Он показал мне дворик старинной усадьбы на Кропоткинской, в который я потом
водила своих знакомых. Он открыл мне во дворе школы у Никитских ворот
трогательный памятник мальчикам, погибшим в первые дни войны. И говорили
обо всем – о Солженицыне и московской архитектуре, о диссидентстве и о том,
что можно сказать и сделать, не уходя в диссиденты, об институте и делах
отдела. Он любил вспоминать свое детство и юность, много рассказывал мне о
маме, брате Сергее, своих друзьях, которых я только начала узнавать. Эти
рассказы были наполнены таким теплом, таким неподдельным восторгом перед их
талантами, что я была готова их полюбить, даже не зная.

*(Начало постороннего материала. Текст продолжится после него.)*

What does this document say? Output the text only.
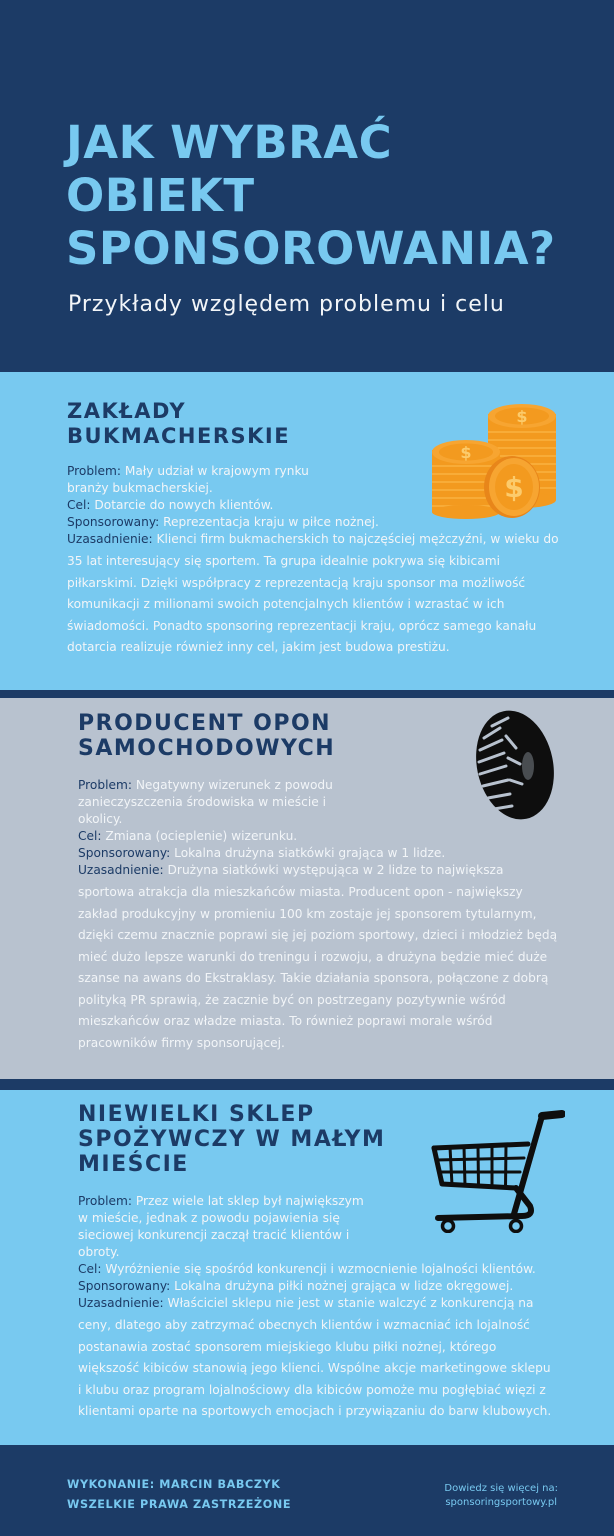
JAK WYBRAĆ
OBIEKT
SPONSOROWANIA?
Przykłady względem problemu i celu
ZAKŁADY
BUKMACHERSKIE
Problem: Mały udział w krajowym rynku
branży bukmacherskiej.
Cel: Dotarcie do nowych klientów.
Sponsorowany: Reprezentacja kraju w piłce nożnej.
Uzasadnienie: Klienci firm bukmacherskich to najczęściej mężczyźni, w wieku do
35 lat interesujący się sportem. Ta grupa idealnie pokrywa się kibicami
piłkarskimi. Dzięki współpracy z reprezentacją kraju sponsor ma możliwość
komunikacji z milionami swoich potencjalnych klientów i wzrastać w ich
świadomości. Ponadto sponsoring reprezentacji kraju, oprócz samego kanału
dotarcia realizuje również inny cel, jakim jest budowa prestiżu.
$
$
$
PRODUCENT OPON
SAMOCHODOWYCH
Problem: Negatywny wizerunek z powodu
zanieczyszczenia środowiska w mieście i
okolicy.
Cel: Zmiana (ocieplenie) wizerunku.
Sponsorowany: Lokalna drużyna siatkówki grająca w 1 lidze.
Uzasadnienie: Drużyna siatkówki występująca w 2 lidze to największa
sportowa atrakcja dla mieszkańców miasta. Producent opon - największy
zakład produkcyjny w promieniu 100 km zostaje jej sponsorem tytularnym,
dzięki czemu znacznie poprawi się jej poziom sportowy, dzieci i młodzież będą
mieć dużo lepsze warunki do treningu i rozwoju, a drużyna będzie mieć duże
szanse na awans do Ekstraklasy. Takie działania sponsora, połączone z dobrą
polityką PR sprawią, że zacznie być on postrzegany pozytywnie wśród
mieszkańców oraz władze miasta. To również poprawi morale wśród
pracowników firmy sponsorującej.
NIEWIELKI SKLEP
SPOŻYWCZY W MAŁYM
MIEŚCIE
Problem: Przez wiele lat sklep był największym
w mieście, jednak z powodu pojawienia się
sieciowej konkurencji zaczął tracić klientów i
obroty.
Cel: Wyróżnienie się spośród konkurencji i wzmocnienie lojalności klientów.
Sponsorowany: Lokalna drużyna piłki nożnej grająca w lidze okręgowej.
Uzasadnienie: Właściciel sklepu nie jest w stanie walczyć z konkurencją na
ceny, dlatego aby zatrzymać obecnych klientów i wzmacniać ich lojalność
postanawia zostać sponsorem miejskiego klubu piłki nożnej, którego
większość kibiców stanowią jego klienci. Wspólne akcje marketingowe sklepu
i klubu oraz program lojalnościowy dla kibiców pomoże mu pogłębiać więzi z
klientami oparte na sportowych emocjach i przywiązaniu do barw klubowych.
WYKONANIE: MARCIN BABCZYK
WSZELKIE PRAWA ZASTRZEŻONE
Dowiedz się więcej na:
sponsoringsportowy.pl
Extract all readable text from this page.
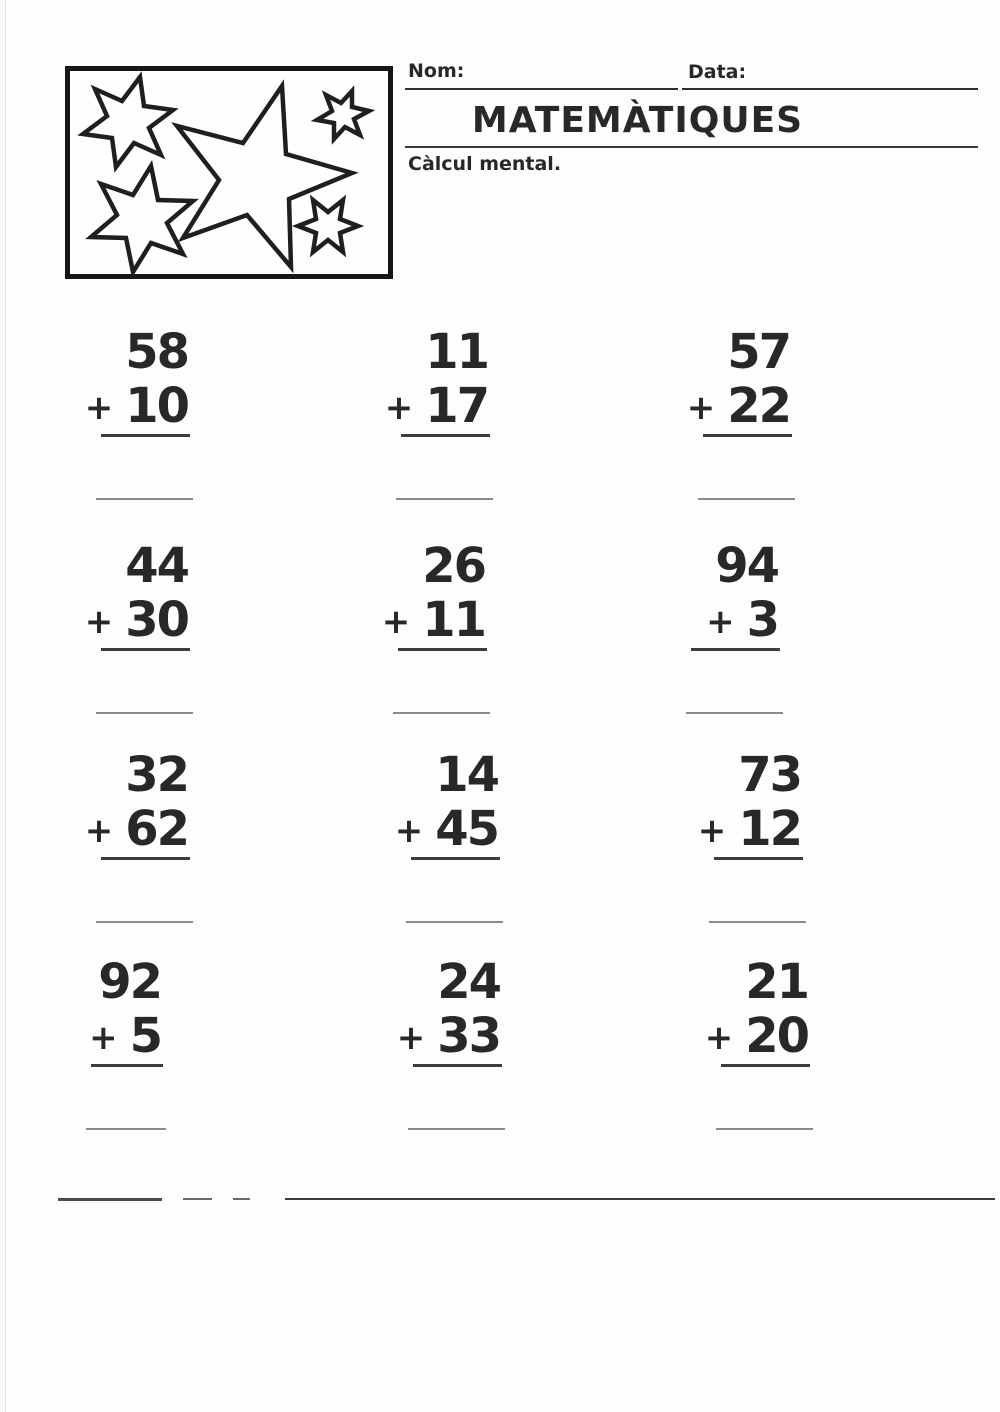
Nom:	Data:
MATEMÀTIQUES
Càlcul mental.
58
+ 10
11
+ 17
57
+ 22
44
+ 30
26
+ 11
94
+ 3
32
+ 62
14
+ 45
73
+ 12
92
+ 5
24
+ 33
21
+ 20
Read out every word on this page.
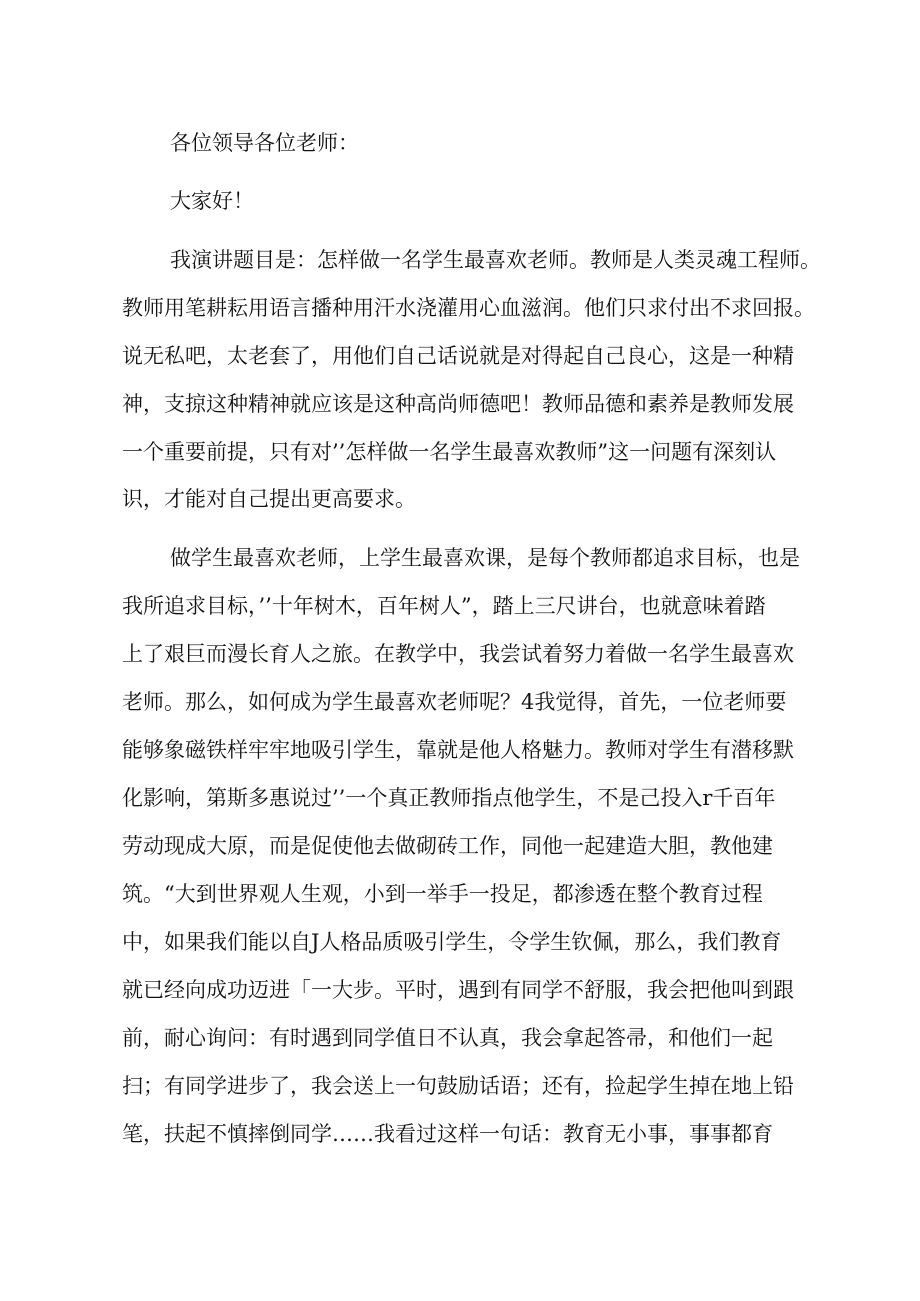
各位领导各位老师：
大家好！
我演讲题目是：怎样做一名学生最喜欢老师。教师是人类灵魂工程师。
教师用笔耕耘用语言播种用汗水浇灌用心血滋润。他们只求付出不求回报。
说无私吧，太老套了，用他们自己话说就是对得起自己良心，这是一种精
神，支掠这种精神就应该是这种高尚师德吧！教师品德和素养是教师发展
一个重要前提，只有对’’怎样做一名学生最喜欢教师”这一问题有深刻认
识，才能对自己提出更高要求。
做学生最喜欢老师，上学生最喜欢课，是每个教师都追求目标，也是
我所追求目标，’’十年树木，百年树人”，踏上三尺讲台，也就意味着踏
上了艰巨而漫长育人之旅。在教学中，我尝试着努力着做一名学生最喜欢
老师。那么，如何成为学生最喜欢老师呢？4我觉得，首先，一位老师要
能够象磁铁样牢牢地吸引学生，靠就是他人格魅力。教师对学生有潜移默
化影响，第斯多惠说过’’一个真正教师指点他学生，不是己投入r千百年
劳动现成大原，而是促使他去做砌砖工作，同他一起建造大胆，教他建
筑。“大到世界观人生观，小到一举手一投足，都渗透在整个教育过程
中，如果我们能以自J人格品质吸引学生，令学生钦佩，那么，我们教育
就已经向成功迈进「一大步。平时，遇到有同学不舒服，我会把他叫到跟
前，耐心询问：有时遇到同学值日不认真，我会拿起答帚，和他们一起
扫；有同学进步了，我会送上一句鼓励话语；还有，捡起学生掉在地上铅
笔，扶起不慎摔倒同学……我看过这样一句话：教育无小事，事事都育
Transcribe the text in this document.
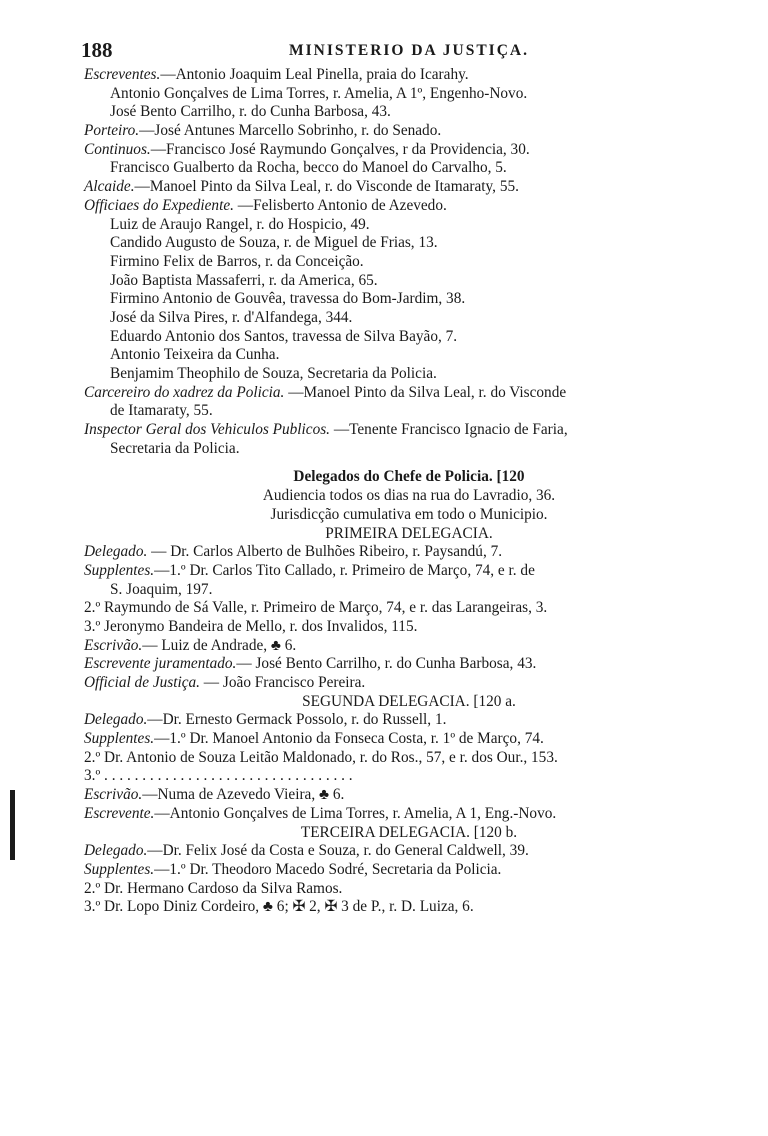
188	MINISTERIO DA JUSTIÇA.
Escreventes.—Antonio Joaquim Leal Pinella, praia do Icarahy.
Antonio Gonçalves de Lima Torres, r. Amelia, A 1º, Engenho-Novo.
José Bento Carrilho, r. do Cunha Barbosa, 43.
Porteiro.—José Antunes Marcello Sobrinho, r. do Senado.
Continuos.—Francisco José Raymundo Gonçalves, r da Providencia, 30.
Francisco Gualberto da Rocha, becco do Manoel do Carvalho, 5.
Alcaide.—Manoel Pinto da Silva Leal, r. do Visconde de Itamaraty, 55.
Officiaes do Expediente. —Felisberto Antonio de Azevedo.
Luiz de Araujo Rangel, r. do Hospicio, 49.
Candido Augusto de Souza, r. de Miguel de Frias, 13.
Firmino Felix de Barros, r. da Conceição.
João Baptista Massaferri, r. da America, 65.
Firmino Antonio de Gouvêa, travessa do Bom-Jardim, 38.
José da Silva Pires, r. d'Alfandega, 344.
Eduardo Antonio dos Santos, travessa de Silva Bayão, 7.
Antonio Teixeira da Cunha.
Benjamim Theophilo de Souza, Secretaria da Policia.
Carcereiro do xadrez da Policia. —Manoel Pinto da Silva Leal, r. do Visconde
de Itamaraty, 55.
Inspector Geral dos Vehiculos Publicos. —Tenente Francisco Ignacio de Faria,
Secretaria da Policia.
Delegados do Chefe de Policia. [120
Audiencia todos os dias na rua do Lavradio, 36.
Jurisdicção cumulativa em todo o Municipio.
PRIMEIRA DELEGACIA.
Delegado. — Dr. Carlos Alberto de Bulhões Ribeiro, r. Paysandú, 7.
Supplentes.—1.º Dr. Carlos Tito Callado, r. Primeiro de Março, 74, e r. de
S. Joaquim, 197.
2.º Raymundo de Sá Valle, r. Primeiro de Março, 74, e r. das Larangeiras, 3.
3.º Jeronymo Bandeira de Mello, r. dos Invalidos, 115.
Escrivão.— Luiz de Andrade, ♣ 6.
Escrevente juramentado.— José Bento Carrilho, r. do Cunha Barbosa, 43.
Official de Justiça. — João Francisco Pereira.
SEGUNDA DELEGACIA. [120 a.
Delegado.—Dr. Ernesto Germack Possolo, r. do Russell, 1.
Supplentes.—1.º Dr. Manoel Antonio da Fonseca Costa, r. 1º de Março, 74.
2.º Dr. Antonio de Souza Leitão Maldonado, r. do Ros., 57, e r. dos Our., 153.
3.º . . . . . . . . . . . . . . . . . . . . . . . . . . . . . . . . .
Escrivão.—Numa de Azevedo Vieira, ♣ 6.
Escrevente.—Antonio Gonçalves de Lima Torres, r. Amelia, A 1, Eng.-Novo.
TERCEIRA DELEGACIA. [120 b.
Delegado.—Dr. Felix José da Costa e Souza, r. do General Caldwell, 39.
Supplentes.—1.º Dr. Theodoro Macedo Sodré, Secretaria da Policia.
2.º Dr. Hermano Cardoso da Silva Ramos.
3.º Dr. Lopo Diniz Cordeiro, ♣ 6; ✠ 2, ✠ 3 de P., r. D. Luiza, 6.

Будучи страстным туристом, он был инициатором интересных загородных поездок.
Хорошо зная Подмосковье, он показывал нам удивительные живописные уголки и
пейзажи. Гордился тем, что он хороший гид – и это была святая правда. Но
такие туристские вылазки не были для него только спортом или приятным
времяпрепровождением – это было время интеллектуальной «разминки»,
возможностью вести неторопливую, без оглядки на часы беседу «на свободную
тему». Помню, как-то погожим осенним днем «бабьего лета» мы вшестером – Лёня
с Таней, Лена Груздева, ее муж Марлен, Виктор и я поехали куда-то по
Ленинградской дороге, в район Подсолнечной. Шли целый день - огромным полем,
потом лесной дорогой, на привале пили чай – и все это время шел нескончаемый
общий разговор – обо всем на свете. Это одно из светлых воспоминаний,
которое во мне живет. Ту же радость я испытала, когда везла Лёню в
санаторий – он показывал мне дорогу, а попутно рассказывал, где, когда он
здесь бывал, какие там достопримечательности и как хотел бы он здесь купить
жилье, чтобы природа была рядом.
Я
уж не говорю о тех замечательных экскурсиях, которые он устраивал для наших
зарубежных коллег – помню поездку в Троице-Сергиеву Лавру, когда Лёня своими
эмоциональными рассказами сумел влюбить своих слушателей не только в красоту
старинных церквей, но и в подмосковную природу, в эти маленькие речки,
плавные холмы, синие дали. Он был поистине живым путеводителем.
Не
хочется думать, что все это осталось в прошлом. И – радостно думать, что все
это было в моей жизни. «Не говори с тоской– их нет, но с благодарностию –
были».
А. Назимова
Он еще многое мог бы сделать в
нашей науке
О смерти Лени
Гордона я узнал от Владимира Шляпентоха. Эта новость поразила меня, потому
что всего несколько дней назад мы вместе отдыхали или лечились в санатории
"Лесное озеро". Мы встречались каждый день, даже три раза в день: на
завтраке, обеде и ужине и разговаривали на обычные социологические сюжеты.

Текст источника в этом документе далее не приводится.